Unpredictable Task Execution

Nodes in Frontier are by nature unreliable, in terms of whether or not they can successfully complete a given task within available resources, what their effective power over the course of a given task is, and whether they still exist and can communicate with the server by the time they have completed a task. While the Frontier server can help mitigate the first and completely hide the last by reassigning tasks, task execution time may become even more unpredictable. As a result, the expected time to completion for a given task follows a complex probabilistic distribution determined by a number of factors.

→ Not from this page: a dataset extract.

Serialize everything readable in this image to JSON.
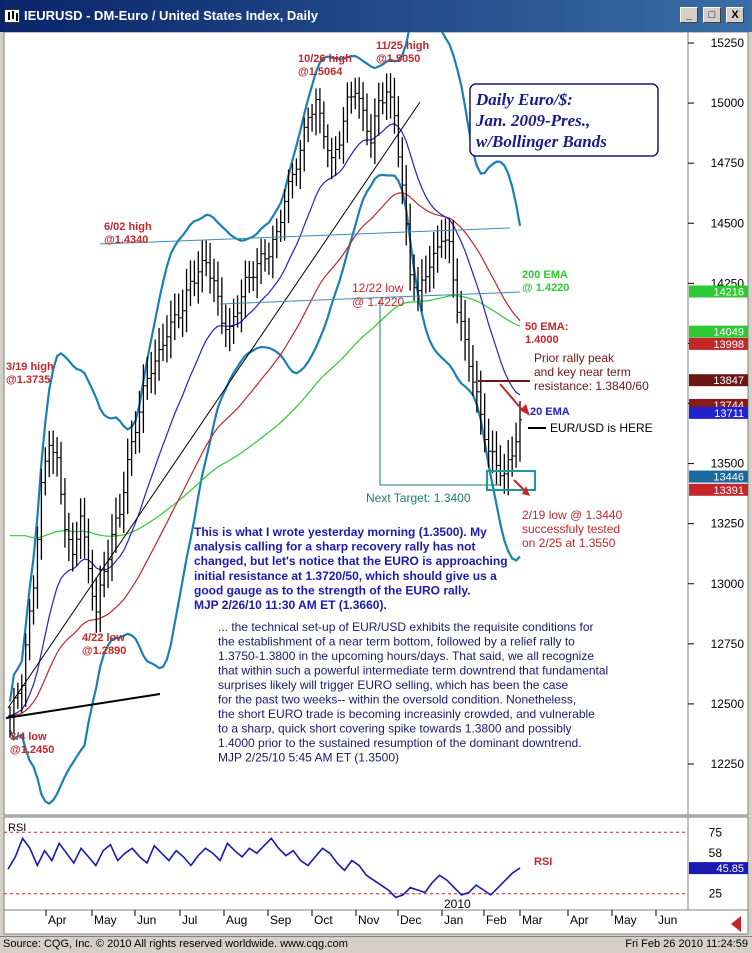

The most significant of these factors is the actual amount of computational work required to complete a given task. Although Frontier can even help mitigate this through techniques such as redundancy and selective node assignment, applications that take this distribution into account implicitly tend to behave most satisfactorily. For instance, applications that compute intermediate results can give hints as to how well a computation is performing and quickly provide feedback as to the expected final results. Some algorithms—for instance, Monte Carlo analysis—even behave quite well in the presence of only a random subset of task results, with the only penalty being additional variance in the 'partial' result.

Erroneous Results

The Frontier server can employ a number of safeguards to protect against compute engines returning invalid results, either accidentally or maliciously, including full task redundancy and result comparison. However, it is possible that an invalid result could go undetected. Hence, it is considered good practice for client applications to validate results whenever possible via internal consistency checks, discarding of outliers, etc.

Intellectual Property Protection

Often, the parameters, data, or executable elements of a task may represent a user's intellectual property. To protect this sensitive information, Frontier employs a number of mechanisms, including:

Moreover, a given task—even if cracked—represents only a tiny fraction of an entire job: one piece of a large puzzle, as it were. To provide even more protection, users can implement additional safeguards within their applications beyond those Frontier provides, such as obfuscating executable bytecode, excluding intellectual property and identifying marks from task parameters and interface, and obfuscating data and results.